Le pré-requis pour réussir ces pilotes : faire le lien entre problématique business et solution digitale, dès le début, et non l'inverse. "On part d'abord des points de frictions et on réfléchit ensuite à la façon dont le digital peut les améliorer. Ensuite, vous pouvez aller voir l'écosystème et identifier les start-up pour y répondre, en leur présentant une problématique, un budget et un responsable du projet." Tous les projets ne peuvent pas être abordés de la même façon : ils doivent être catégorisés.

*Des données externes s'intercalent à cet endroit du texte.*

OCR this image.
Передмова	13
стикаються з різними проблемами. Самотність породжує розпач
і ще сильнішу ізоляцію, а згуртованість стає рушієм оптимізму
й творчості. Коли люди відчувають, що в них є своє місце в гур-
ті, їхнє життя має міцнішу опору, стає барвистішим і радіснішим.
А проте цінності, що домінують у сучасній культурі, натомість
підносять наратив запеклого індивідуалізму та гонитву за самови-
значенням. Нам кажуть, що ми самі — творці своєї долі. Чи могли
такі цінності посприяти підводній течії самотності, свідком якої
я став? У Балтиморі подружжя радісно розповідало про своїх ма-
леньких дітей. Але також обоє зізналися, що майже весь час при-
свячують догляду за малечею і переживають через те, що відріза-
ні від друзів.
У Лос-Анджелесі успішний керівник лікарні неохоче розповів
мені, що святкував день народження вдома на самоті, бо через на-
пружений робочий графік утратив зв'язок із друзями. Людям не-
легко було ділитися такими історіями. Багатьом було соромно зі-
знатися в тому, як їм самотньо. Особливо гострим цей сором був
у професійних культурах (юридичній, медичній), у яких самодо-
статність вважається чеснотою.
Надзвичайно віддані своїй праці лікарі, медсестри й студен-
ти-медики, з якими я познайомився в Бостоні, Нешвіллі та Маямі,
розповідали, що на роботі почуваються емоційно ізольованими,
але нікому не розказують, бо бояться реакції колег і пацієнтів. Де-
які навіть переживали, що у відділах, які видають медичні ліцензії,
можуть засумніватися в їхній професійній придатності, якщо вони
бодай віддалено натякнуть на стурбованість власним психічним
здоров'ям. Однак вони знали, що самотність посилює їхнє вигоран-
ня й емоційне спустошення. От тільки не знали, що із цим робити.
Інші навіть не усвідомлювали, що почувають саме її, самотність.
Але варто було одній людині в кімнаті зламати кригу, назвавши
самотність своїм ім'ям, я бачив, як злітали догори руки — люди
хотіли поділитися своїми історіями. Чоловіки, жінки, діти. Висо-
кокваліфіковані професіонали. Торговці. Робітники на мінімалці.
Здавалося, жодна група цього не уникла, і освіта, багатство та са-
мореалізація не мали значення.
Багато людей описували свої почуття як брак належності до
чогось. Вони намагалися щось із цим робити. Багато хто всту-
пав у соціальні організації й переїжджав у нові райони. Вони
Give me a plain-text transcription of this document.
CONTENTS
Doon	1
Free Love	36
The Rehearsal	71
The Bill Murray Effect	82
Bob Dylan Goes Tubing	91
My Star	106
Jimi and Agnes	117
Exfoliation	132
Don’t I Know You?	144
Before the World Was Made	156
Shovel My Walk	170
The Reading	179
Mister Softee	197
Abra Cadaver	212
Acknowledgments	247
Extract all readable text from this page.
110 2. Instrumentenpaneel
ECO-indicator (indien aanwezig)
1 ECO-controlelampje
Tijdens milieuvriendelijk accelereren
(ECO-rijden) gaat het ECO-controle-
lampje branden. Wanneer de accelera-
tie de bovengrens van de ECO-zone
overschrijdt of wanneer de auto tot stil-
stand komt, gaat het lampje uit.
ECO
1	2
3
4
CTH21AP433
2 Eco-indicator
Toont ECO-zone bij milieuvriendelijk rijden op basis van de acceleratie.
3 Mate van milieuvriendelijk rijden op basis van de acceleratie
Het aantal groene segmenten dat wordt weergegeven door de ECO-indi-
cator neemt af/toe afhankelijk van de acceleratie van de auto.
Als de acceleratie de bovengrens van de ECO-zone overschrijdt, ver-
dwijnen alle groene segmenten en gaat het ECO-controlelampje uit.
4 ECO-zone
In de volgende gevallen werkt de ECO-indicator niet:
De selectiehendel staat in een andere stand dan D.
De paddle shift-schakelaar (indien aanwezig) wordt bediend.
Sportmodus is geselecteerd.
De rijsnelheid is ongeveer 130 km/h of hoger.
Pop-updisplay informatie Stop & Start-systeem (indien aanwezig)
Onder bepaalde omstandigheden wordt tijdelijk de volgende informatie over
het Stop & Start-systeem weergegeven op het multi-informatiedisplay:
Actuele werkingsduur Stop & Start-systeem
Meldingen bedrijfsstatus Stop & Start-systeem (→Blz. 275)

Ainsi, l'innovation incrémentale peut être traitée directement par les Business Units. Les innovations "stretch" (ajouts de services à un produit existant, proposition de nouveaux produits à des clients existants ou extension d'un produit existant à de nouveaux clients), elles, doivent plutôt être incubées dans une structure dédiée à l'accélération de projets.Les innovations de rupture, elles , doivent, par définition, être pensées hors de l'entreprise. "La disruption en interne, c’est comme un virus : l’organisation va tout faire pour la combattre... il faut donc la nourrir en externe, par exemple en menant des projets en partenariat avec des start-up."
Enfin, pour défendre sa position, le CDO doit s'attacher à définir des indicateurs de performance. Ceux-ci dépendent de la nature des projets de transformation : il peut s'agir de l'augmentation des ventes, de gains de productivité, de fréquence d'usage de services ou d'applications, etc. De manière transverse, EY a aussi mis en place une plateforme d'auto-évaluation pour ses clients : le Digital Readiness Assessment. Plus de 150 entreprises du monde entier y ont participé et elles peuvent désormais comparer entre elles leur avancée sur sept piliers ("Customer Experience", "Supply Chain & Operations", "Finance & Legal", "Risk & Cybersecurity", "People & Organisation", "Strategy & Innovation").